As the old Nipmuc began to relay the events of the past ten days, the log flared and Duncan stepped back, deeper into the darkness. His heart shot into his throat as someone touched his elbow. The stern woman who met them at the door had materialized beside him, gesturing him into a spacious kitchen with an immense stone fireplace, then lifted a glass of milk from the counter and handed it to him. Duncan was about to whisper his thanks when he saw a figure huddled on a stool by the remains of a small fire in the huge hearth.
Duncan did not return Van Grut's greeting when he rose from the stool, only grabbed the front of his shirt and pulled him close. "You lied to me!" he growled. "You were with Burke in Philadelphia! He's the one who hired you!"
The Dutchman sagged as Duncan released him. "It didn't seem important. Not a lie exactly. I told you I was hired by the Virginia company. He was part of the company."
"You heard me puzzle over connections to Philadelphia and never said a word about how Burke was here, in Philadelphia. You knew the killers were trying to implicate Indians in Shamokin and never said a word."
Van Grut dropped back onto the stool. "Surely it was only happenstance that he was in Philadelphia. And there were Indians in Shamokin doing the killing … " The Dutchman paused, as if beginning to recognize there could be several reasons for Burke's presence in Philadelphia, not all innocent.

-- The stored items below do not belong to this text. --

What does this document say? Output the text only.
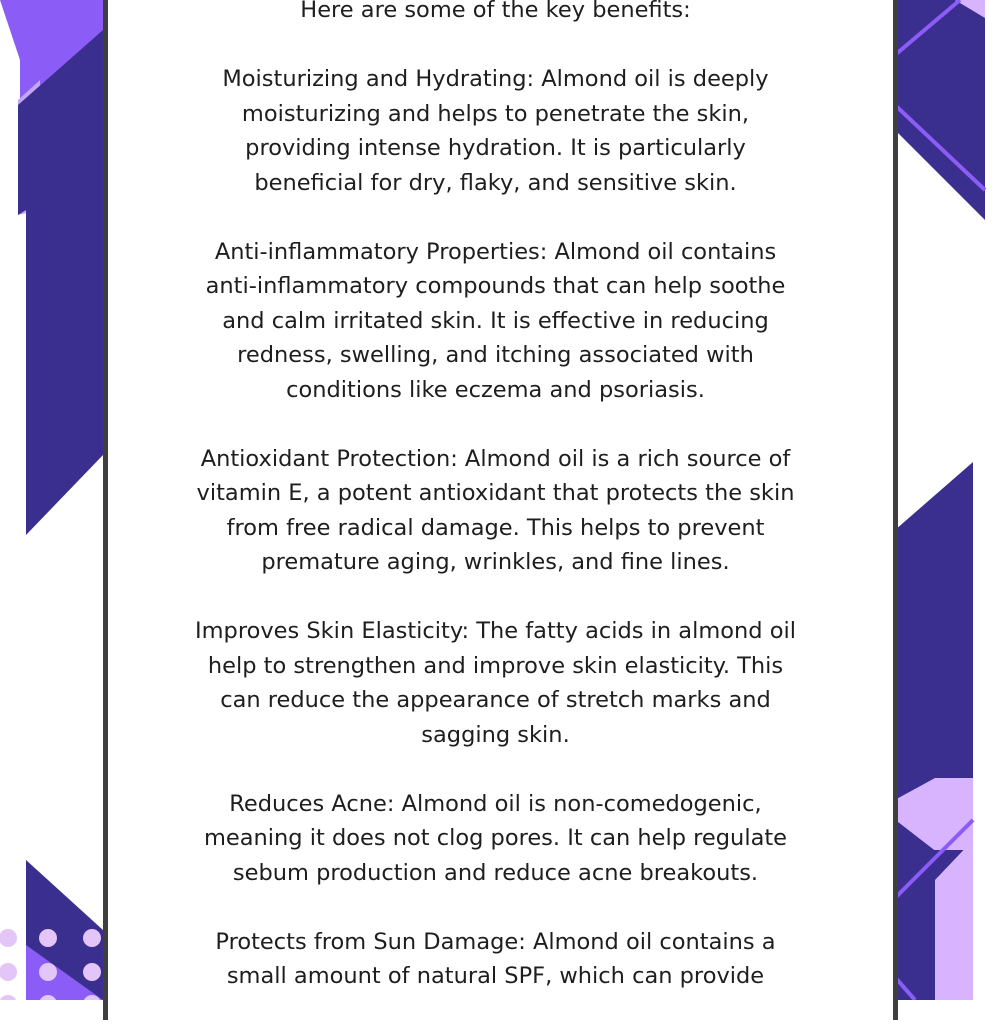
Here are some of the key benefits:

Moisturizing and Hydrating: Almond oil is deeply
moisturizing and helps to penetrate the skin,
providing intense hydration. It is particularly
beneficial for dry, flaky, and sensitive skin.

Anti-inflammatory Properties: Almond oil contains
anti-inflammatory compounds that can help soothe
and calm irritated skin. It is effective in reducing
redness, swelling, and itching associated with
conditions like eczema and psoriasis.

Antioxidant Protection: Almond oil is a rich source of
vitamin E, a potent antioxidant that protects the skin
from free radical damage. This helps to prevent
premature aging, wrinkles, and fine lines.

Improves Skin Elasticity: The fatty acids in almond oil
help to strengthen and improve skin elasticity. This
can reduce the appearance of stretch marks and
sagging skin.

Reduces Acne: Almond oil is non-comedogenic,
meaning it does not clog pores. It can help regulate
sebum production and reduce acne breakouts.

Protects from Sun Damage: Almond oil contains a
small amount of natural SPF, which can provide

"Hired by someone else," Duncan snapped. "If I had known of Burke's connection to Philadelphia I would have looked here sooner, before so many bounty hunters were breathing down my spine."
"Surely his presence here had nothing to do with the killings. There were Indians," Van Grut repeated.
"Are you certain? You wager your life on that slender belief."
"Duncan, I never… " the Dutchman began, then Duncan's words seemed to register. "My life? But the killers are on the survey line."
"Every instinct tells me otherwise. The treachery on the line is being orchestrated from Philadelphia. If someone in Philadelphia wanted all the Virginian surveyors dead, what do you suppose they will do when they find one walking the streets here?" There was a rustling of linen at the door. The taciturn maid had been listening, but now disappeared.